By: Rhonda Craig, Ivanhoe Health Correspondent

(Ivanhoe Newswire)  — An osteoporosis drug designed to improve bone health may be associated with femoral fractures.

Bisphosphonates are a group of prescription medications used to treat bone loss in osteoporosis patients. But in this new study, researchers found that older women who used these medications for a longer period of time were more likely to experience atypical fractures.

“We found that women who are 68 years or older, who take these drugs for a long period of time, 5 or more years, have a small increase in the risk of thigh bone fractures.

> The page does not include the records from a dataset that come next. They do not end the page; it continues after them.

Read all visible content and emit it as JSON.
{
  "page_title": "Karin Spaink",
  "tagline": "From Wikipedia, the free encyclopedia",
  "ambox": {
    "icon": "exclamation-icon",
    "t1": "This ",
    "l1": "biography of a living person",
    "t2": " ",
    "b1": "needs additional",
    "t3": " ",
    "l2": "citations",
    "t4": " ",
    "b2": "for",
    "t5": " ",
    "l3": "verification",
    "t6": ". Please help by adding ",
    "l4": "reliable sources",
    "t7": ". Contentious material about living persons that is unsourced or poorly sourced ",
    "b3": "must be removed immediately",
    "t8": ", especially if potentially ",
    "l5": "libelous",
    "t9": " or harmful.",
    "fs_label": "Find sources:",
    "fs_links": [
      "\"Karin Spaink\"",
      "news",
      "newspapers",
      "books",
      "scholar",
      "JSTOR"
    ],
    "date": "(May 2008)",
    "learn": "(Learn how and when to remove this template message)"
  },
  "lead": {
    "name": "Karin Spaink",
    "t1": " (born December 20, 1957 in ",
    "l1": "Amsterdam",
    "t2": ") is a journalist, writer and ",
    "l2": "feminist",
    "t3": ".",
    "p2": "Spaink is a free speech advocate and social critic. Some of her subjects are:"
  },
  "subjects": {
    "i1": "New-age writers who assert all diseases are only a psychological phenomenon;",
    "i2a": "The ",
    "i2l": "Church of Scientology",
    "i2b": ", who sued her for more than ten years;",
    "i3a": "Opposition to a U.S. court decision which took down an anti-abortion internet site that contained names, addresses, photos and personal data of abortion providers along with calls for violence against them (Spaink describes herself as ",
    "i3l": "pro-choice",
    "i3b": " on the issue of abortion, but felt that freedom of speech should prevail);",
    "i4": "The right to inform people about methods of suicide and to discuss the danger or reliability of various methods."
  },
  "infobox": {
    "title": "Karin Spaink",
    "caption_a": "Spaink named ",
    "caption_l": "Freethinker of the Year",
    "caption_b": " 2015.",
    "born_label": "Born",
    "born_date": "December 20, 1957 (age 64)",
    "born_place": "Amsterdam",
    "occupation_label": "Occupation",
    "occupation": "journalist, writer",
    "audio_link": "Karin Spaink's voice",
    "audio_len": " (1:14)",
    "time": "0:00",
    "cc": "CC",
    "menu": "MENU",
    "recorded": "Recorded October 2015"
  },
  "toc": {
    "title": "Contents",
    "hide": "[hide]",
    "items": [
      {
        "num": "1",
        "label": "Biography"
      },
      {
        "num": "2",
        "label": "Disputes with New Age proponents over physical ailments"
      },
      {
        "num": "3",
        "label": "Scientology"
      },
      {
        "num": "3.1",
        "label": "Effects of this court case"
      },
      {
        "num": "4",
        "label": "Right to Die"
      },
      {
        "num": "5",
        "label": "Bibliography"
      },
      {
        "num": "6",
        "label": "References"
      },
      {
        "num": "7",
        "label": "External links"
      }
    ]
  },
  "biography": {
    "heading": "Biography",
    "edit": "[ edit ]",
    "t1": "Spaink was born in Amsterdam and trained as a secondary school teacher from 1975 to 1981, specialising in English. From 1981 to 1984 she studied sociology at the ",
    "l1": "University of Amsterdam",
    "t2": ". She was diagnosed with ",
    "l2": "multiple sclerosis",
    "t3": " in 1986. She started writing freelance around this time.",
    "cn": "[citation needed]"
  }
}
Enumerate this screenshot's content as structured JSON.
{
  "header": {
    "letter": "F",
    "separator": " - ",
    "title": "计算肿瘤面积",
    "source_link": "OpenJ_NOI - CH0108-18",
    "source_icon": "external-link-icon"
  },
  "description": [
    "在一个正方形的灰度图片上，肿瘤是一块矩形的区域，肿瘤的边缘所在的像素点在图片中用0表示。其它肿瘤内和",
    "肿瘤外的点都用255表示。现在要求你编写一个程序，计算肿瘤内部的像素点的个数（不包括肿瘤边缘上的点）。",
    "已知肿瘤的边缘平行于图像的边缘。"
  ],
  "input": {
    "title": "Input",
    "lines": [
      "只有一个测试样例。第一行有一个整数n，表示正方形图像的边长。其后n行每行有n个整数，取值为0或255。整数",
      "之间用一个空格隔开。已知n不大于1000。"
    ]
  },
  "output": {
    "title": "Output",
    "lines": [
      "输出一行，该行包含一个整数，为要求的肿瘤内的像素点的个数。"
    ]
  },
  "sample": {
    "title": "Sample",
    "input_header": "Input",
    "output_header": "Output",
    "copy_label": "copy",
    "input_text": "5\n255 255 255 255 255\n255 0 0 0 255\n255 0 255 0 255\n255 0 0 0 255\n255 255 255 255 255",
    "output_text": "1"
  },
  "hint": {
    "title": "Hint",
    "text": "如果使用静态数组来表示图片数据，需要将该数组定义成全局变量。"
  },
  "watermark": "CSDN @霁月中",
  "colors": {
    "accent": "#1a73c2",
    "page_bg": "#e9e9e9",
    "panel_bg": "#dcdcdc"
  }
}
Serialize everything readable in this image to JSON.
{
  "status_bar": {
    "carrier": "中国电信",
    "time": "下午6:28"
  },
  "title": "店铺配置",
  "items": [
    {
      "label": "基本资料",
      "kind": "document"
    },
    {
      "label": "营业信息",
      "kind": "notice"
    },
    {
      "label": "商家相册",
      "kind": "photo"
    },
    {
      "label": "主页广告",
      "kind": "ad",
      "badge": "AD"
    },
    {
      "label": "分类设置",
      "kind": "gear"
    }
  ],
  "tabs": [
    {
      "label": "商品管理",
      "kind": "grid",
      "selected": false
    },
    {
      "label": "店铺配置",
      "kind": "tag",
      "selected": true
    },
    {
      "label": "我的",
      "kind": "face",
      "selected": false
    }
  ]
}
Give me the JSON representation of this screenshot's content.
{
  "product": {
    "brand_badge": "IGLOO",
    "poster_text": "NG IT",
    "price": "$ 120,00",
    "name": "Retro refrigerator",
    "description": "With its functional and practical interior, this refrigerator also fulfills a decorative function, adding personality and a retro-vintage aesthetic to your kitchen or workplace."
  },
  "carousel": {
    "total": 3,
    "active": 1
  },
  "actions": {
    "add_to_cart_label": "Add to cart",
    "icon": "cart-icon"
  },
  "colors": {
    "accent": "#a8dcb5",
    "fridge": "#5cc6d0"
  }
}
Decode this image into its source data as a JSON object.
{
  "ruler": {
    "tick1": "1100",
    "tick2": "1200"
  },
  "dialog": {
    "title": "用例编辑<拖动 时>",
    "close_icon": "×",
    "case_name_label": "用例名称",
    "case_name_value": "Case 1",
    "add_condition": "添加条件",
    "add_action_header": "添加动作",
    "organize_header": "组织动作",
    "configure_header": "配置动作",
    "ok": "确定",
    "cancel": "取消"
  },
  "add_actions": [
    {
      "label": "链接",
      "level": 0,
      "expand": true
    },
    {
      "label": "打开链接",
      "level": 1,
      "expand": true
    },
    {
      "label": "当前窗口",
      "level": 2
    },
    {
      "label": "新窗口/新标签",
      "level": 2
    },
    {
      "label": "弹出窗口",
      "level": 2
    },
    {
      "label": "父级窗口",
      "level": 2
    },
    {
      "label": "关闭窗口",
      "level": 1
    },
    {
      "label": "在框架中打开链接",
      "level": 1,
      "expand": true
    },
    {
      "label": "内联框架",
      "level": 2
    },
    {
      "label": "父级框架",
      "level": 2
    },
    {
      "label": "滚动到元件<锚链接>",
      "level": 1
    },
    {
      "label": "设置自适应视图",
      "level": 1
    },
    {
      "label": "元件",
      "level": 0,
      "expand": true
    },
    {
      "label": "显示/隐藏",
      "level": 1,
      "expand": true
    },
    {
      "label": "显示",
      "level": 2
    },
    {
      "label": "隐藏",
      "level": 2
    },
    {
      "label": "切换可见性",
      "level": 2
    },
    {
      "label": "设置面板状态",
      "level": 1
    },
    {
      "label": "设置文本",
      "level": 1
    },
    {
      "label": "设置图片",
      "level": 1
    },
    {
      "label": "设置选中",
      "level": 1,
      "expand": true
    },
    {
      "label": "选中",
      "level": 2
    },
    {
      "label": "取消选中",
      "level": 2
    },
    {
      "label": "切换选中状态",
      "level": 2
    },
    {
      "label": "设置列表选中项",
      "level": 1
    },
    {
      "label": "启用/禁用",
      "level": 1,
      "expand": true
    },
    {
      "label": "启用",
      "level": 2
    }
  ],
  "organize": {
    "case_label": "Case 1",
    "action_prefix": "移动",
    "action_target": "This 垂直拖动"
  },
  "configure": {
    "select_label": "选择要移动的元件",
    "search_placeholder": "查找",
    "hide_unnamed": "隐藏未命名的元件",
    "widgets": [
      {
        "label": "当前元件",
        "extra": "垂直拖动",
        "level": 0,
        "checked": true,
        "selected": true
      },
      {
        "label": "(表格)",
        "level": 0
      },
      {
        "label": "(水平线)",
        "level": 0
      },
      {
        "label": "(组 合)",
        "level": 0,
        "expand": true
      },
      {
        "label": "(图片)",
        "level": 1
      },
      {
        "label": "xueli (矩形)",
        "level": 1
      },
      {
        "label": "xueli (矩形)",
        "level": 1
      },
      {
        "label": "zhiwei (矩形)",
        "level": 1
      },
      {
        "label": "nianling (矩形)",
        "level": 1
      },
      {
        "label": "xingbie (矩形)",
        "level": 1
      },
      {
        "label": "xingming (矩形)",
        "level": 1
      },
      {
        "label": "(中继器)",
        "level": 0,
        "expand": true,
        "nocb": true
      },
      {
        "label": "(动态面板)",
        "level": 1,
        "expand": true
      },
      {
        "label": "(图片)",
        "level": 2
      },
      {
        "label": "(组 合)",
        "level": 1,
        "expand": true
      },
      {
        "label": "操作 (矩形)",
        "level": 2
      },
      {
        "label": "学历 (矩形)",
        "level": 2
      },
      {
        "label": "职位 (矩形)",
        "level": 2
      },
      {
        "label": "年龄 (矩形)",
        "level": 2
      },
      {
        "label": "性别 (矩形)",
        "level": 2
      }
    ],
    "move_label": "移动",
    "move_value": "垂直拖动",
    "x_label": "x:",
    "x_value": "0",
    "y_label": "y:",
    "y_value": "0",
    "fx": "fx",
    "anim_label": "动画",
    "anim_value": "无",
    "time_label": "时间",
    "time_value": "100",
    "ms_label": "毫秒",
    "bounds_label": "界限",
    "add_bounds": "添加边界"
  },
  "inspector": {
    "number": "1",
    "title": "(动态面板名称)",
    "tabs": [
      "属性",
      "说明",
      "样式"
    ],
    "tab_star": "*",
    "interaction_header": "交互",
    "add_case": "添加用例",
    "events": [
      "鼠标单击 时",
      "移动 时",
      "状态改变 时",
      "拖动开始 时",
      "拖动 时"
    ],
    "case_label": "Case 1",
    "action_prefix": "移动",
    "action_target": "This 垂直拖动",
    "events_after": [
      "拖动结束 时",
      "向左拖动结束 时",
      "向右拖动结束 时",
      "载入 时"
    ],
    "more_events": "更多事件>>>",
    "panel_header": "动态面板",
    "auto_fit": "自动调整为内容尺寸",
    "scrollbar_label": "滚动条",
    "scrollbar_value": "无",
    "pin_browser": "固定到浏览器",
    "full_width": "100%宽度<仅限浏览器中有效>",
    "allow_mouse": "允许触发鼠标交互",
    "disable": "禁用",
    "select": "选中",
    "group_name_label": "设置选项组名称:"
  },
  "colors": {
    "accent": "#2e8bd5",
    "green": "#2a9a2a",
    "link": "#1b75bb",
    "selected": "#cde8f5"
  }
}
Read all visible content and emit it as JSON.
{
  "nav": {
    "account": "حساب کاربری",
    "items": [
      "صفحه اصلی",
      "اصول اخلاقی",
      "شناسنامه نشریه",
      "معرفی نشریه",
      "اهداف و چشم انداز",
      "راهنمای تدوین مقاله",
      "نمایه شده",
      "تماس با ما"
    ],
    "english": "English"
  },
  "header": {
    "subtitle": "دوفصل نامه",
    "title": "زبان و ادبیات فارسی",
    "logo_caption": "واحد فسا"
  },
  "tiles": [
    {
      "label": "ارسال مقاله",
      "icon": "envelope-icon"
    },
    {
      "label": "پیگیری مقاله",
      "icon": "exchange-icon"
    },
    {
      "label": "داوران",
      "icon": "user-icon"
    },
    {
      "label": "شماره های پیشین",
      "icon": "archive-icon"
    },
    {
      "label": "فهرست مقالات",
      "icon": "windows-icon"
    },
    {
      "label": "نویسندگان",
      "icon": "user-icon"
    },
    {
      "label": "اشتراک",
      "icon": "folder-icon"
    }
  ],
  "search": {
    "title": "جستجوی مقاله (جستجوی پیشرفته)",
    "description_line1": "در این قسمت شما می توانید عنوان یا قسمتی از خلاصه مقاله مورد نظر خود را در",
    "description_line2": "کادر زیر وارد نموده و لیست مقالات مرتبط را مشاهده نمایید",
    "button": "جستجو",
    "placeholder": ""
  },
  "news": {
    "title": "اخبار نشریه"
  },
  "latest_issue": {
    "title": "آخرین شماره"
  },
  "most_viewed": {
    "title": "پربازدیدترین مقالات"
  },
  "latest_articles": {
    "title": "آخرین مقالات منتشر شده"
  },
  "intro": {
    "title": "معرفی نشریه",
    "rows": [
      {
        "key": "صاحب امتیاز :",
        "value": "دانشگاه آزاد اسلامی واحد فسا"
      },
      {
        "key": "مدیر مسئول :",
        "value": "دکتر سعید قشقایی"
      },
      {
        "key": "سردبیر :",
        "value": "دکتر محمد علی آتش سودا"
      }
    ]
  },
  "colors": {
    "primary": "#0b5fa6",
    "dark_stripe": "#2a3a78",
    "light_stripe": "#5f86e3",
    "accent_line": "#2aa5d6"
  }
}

The risk of thigh bone fracture was increased about two fold in women who had been taking a bisphosphonate drug for 5 years or more compared to women who took the drugs for just a short period of time, Laura Y. Park-Wyllie, Pharm.D., M.Sc., of the Li Ka Shing Knowledge Institute of St. Michael’s Hospital, in Toronto, told Ivanhoe.

For the study, Dr, Park-Wyllie and her colleagues examined the relationship between long-term bisphosphonate use and fractures in a large group of postmenopausal women.

The findings showed that women who used bisphosphonates for five years or longer had a 2.7 greater risk of hospitalization for atypical fractures, compared with women who used the medication for less than 100 days. Researchers say the absolute risk of these fractures was low, and for that reason clinicians should not stop prescribing bisphosphonates to appropriate patients.

“Women with osteoporosis who are at high risk of osteoporotic fractures should not stop taking their treatment because, on average, the benefit of continuing treatment will outweigh the risk,” Dr. Park-Wyllie concluded.